A multi-vial kit preferably contains the same general components but employs more than one vial in reconstituting the radiolabeled compound. For example, one vial may contain all of the ingredients that are required to form a labile Tc(V) complex on addition of pertechnetate (e.g. the stannous source or other reducing agent). Pertechnetate is added to this vial, and after waiting an appropriate period of time, the contents of this vial are added to a second vial that contains the ligand, as well as buffers appropriate to adjust the pH to its optimal value. After a reaction time of about 5 to 60 minutes, the radiolabeled compounds of the present invention are formed. It is advantageous that the contents of both vials of this multi-vial kit be lyophilized. As above, reaction modifiers, exchange ligands, stabilizers, bulking agents, etc. may be present in either or both vials.

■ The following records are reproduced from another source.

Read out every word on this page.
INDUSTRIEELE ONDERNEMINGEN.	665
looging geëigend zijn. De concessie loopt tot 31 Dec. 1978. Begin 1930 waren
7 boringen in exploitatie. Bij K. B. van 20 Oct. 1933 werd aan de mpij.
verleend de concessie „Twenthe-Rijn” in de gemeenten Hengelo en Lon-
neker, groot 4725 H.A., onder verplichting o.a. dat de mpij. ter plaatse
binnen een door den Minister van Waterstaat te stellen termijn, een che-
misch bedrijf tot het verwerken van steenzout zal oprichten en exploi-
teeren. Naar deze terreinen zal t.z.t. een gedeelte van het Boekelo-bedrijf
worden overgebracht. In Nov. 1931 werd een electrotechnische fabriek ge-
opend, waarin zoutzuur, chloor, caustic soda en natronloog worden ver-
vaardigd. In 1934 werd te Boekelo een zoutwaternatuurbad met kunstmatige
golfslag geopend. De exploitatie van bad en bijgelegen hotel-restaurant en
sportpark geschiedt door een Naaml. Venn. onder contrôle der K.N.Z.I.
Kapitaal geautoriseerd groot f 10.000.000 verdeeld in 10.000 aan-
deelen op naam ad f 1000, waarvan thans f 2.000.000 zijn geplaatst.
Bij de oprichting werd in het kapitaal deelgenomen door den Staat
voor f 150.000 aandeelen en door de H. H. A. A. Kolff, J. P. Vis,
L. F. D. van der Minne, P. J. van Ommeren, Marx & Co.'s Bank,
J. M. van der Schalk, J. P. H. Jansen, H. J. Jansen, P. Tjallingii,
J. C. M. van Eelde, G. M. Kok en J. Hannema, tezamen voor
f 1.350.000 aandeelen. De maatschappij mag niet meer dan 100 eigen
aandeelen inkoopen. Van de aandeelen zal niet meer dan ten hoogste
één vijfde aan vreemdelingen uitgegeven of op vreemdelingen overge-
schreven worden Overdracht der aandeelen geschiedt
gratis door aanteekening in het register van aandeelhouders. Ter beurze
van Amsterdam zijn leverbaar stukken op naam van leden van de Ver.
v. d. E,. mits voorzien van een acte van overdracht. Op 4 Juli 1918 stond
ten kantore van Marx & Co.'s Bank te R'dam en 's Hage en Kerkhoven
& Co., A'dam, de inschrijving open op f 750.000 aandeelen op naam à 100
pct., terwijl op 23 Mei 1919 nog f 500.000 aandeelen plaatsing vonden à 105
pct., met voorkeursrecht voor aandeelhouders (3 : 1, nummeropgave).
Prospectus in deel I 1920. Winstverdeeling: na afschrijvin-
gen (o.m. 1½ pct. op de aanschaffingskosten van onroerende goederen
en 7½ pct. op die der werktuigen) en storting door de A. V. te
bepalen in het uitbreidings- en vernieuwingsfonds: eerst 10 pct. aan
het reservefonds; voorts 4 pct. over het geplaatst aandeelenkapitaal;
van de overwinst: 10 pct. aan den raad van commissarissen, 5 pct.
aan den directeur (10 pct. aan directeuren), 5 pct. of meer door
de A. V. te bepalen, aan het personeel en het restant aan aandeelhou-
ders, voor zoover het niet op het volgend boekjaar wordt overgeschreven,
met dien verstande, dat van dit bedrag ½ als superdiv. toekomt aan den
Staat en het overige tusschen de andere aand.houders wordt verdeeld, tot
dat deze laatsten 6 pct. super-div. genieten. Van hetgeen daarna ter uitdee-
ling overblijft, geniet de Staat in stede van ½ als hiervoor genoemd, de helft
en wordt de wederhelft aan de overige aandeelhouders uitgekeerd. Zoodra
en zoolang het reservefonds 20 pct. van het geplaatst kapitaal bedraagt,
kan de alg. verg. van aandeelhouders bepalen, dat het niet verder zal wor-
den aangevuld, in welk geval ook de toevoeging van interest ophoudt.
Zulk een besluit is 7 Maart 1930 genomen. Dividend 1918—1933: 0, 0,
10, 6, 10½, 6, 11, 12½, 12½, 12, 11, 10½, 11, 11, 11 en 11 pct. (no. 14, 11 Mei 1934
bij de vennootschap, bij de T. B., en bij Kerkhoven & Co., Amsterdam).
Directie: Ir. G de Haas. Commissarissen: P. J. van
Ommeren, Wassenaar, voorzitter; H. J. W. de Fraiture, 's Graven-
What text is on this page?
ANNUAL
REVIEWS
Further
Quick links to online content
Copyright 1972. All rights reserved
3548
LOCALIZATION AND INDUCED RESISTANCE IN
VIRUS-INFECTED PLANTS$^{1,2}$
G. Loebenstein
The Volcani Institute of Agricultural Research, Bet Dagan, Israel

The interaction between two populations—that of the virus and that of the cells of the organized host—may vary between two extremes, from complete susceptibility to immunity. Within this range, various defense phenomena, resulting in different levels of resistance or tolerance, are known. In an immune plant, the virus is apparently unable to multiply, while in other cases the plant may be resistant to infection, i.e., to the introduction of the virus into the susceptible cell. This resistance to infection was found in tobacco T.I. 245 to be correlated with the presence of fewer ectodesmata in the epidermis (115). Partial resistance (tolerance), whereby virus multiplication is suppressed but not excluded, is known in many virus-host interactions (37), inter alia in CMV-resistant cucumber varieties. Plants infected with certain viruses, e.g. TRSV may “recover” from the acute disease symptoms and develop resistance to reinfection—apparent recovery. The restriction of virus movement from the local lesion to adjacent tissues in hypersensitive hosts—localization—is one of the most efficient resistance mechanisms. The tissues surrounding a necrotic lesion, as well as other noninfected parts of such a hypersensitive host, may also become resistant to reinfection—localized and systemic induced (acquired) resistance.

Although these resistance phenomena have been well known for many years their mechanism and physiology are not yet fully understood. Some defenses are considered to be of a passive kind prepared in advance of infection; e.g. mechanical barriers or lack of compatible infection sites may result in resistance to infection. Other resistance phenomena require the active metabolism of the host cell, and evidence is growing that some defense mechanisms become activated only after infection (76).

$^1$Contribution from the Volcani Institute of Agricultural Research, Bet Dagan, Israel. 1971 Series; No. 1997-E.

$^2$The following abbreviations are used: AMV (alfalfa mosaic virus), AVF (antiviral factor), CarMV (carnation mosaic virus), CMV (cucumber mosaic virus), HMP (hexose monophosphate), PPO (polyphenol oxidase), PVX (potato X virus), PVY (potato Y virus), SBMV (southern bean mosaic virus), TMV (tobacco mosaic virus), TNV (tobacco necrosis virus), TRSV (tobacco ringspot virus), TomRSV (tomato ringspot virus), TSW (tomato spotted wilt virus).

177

The invention will now be illustrated by the following non-limiting examples.

Example 1 Characterizing Mutations in Human Pancreatic Cancers

Polymerase colony, or “polony” technology is a form of PCR in which the amplification reaction is immobilized in a thin polyacrylamide gel attached to a microscope slide. As the amplification reaction proceeds, the PCR products diffuse radially within the gel from its immobilized template (e.g., genomic DNA), giving rise to a circular PCR product, also called a “polymerase colony” or “polony”. When the gel is stained with SybrGreen I and scanned with a microarray scanner, the polymerase colony resembles a colony on an agar plate, hence its name. In this experiment, polony technology was used to screen pancreatic cancer cells for somatic mutations in p53 and K-RAS2 genes at mutational hotspots within these two genes.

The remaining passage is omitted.